I checked the MacArthur Study Bible and the Nelson Study Bible, and they have an interesting take on Job 38:12-13, 15, the passage about morning. Nelson says that God here is responding to Job’s complaint in 24:13-17 that God allows the wicked to do their evil deeds at night. For MacArthur and Nelson, God’s response is that he sends the morning to interrupt and expose the wicked, to shine the light on their activities. That’s tempting to accept, but 38:15 says that light is withheld from the wicked.
I’m not sure what to do with Tsevat’s proposal. I always understood God to be saying to Job that Job can’t do all the things God does, for God is superior. That would imply that passages such as 38:12-15 and 40:11-14 affirm the existence of a moral order in the universe. That would be consistent with Job 1, in which God places a hedge around Job for his protection, presumably because of Job’s righteousness. But God can make exceptions to his moral order, as when he tests people, so Job’s friends were wrong to assume that Job was suffering on account of his sin.

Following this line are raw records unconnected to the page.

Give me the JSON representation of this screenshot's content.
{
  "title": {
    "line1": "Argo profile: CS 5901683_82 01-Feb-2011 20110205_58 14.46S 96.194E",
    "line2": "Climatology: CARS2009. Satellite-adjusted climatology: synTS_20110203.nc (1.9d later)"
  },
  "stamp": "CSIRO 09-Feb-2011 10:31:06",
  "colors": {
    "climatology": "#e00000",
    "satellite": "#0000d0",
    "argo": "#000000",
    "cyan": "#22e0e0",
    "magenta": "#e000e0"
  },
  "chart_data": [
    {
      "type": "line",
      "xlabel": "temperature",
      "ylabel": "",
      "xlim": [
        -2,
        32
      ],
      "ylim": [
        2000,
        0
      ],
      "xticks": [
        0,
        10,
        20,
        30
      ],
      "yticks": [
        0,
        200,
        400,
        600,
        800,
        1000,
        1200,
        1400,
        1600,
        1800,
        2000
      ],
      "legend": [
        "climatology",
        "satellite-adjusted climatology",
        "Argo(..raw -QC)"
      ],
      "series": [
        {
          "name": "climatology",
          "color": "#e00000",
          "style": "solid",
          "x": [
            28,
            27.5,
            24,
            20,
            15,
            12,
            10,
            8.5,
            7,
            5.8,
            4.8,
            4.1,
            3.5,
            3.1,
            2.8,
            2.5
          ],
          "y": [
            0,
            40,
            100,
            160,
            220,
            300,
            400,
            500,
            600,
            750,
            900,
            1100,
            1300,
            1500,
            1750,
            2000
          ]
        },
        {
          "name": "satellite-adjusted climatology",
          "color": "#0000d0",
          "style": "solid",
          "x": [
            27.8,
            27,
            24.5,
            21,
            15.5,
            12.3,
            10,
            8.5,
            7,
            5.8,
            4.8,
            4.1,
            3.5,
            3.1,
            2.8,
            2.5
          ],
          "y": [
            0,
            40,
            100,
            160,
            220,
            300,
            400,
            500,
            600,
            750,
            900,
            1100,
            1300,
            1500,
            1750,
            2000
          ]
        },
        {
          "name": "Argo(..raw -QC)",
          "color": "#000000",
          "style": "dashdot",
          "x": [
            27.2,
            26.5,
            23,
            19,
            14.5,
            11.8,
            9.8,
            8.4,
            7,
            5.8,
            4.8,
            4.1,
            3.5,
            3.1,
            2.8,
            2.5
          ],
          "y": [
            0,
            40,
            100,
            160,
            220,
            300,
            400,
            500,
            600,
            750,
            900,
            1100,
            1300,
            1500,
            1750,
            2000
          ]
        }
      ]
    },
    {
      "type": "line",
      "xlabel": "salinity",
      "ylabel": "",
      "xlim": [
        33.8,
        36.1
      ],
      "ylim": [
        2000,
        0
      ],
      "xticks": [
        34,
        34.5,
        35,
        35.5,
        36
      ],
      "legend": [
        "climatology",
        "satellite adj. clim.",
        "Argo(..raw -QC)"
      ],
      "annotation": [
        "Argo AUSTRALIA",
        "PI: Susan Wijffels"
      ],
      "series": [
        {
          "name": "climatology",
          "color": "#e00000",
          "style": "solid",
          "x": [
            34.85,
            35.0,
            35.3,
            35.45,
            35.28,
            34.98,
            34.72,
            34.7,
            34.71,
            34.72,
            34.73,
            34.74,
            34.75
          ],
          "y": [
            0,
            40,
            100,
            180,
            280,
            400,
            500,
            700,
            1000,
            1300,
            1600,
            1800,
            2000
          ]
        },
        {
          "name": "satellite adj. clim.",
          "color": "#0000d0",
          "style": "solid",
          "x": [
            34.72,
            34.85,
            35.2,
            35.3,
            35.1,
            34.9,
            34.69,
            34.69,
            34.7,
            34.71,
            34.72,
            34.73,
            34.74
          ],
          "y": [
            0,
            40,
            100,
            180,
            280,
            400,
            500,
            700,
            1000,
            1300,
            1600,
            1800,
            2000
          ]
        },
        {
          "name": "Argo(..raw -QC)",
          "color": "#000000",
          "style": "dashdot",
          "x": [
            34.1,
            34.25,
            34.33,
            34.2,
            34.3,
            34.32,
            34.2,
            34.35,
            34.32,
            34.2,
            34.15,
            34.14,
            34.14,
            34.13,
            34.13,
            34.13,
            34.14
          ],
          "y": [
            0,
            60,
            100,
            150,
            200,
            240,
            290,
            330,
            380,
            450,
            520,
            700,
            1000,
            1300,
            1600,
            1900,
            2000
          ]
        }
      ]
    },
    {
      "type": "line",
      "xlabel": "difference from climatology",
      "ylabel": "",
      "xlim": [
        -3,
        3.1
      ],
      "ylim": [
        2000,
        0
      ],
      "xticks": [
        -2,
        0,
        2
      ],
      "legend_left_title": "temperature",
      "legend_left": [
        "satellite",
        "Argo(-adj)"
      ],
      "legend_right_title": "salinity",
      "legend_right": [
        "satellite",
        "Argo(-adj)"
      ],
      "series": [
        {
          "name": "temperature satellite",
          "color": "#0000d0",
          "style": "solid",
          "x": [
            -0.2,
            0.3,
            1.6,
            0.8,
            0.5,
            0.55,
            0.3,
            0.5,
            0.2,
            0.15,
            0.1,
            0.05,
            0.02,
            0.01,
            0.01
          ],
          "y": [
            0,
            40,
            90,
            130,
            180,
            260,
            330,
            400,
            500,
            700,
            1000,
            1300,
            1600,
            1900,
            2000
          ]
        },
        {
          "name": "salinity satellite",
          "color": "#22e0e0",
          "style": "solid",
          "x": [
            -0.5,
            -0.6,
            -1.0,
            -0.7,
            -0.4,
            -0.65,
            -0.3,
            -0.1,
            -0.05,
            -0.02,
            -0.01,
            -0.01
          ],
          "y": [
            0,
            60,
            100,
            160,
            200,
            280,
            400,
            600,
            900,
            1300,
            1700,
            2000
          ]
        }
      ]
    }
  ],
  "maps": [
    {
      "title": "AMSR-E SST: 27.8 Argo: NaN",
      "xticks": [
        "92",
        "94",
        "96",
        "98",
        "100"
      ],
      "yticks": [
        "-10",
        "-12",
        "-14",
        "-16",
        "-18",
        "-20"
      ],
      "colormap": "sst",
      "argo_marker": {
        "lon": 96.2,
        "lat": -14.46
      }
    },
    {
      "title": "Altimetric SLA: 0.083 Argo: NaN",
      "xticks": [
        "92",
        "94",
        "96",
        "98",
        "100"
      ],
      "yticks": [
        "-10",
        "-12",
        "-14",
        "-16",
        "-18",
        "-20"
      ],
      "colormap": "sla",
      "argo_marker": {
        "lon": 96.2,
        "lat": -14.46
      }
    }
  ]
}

At the same time, I like Tsevat’s proposal because it takes seriously Job’s speeches about the existence of injustice in the world, as when Job observes that there are wicked people who die in a state of peace, prosperity, and contentment (Job 21). Can we interpret God to say that he’s just in his whirlwind speeches, thereby sweeping Job’s observations under the rug, as if they’re invalid? But if God is saying that he doesn’t rule the world according to a moral order, that allows Job’s observations to stand. We don’t have to be like Job’s friends, who try to subordinate reality to their belief that God is just.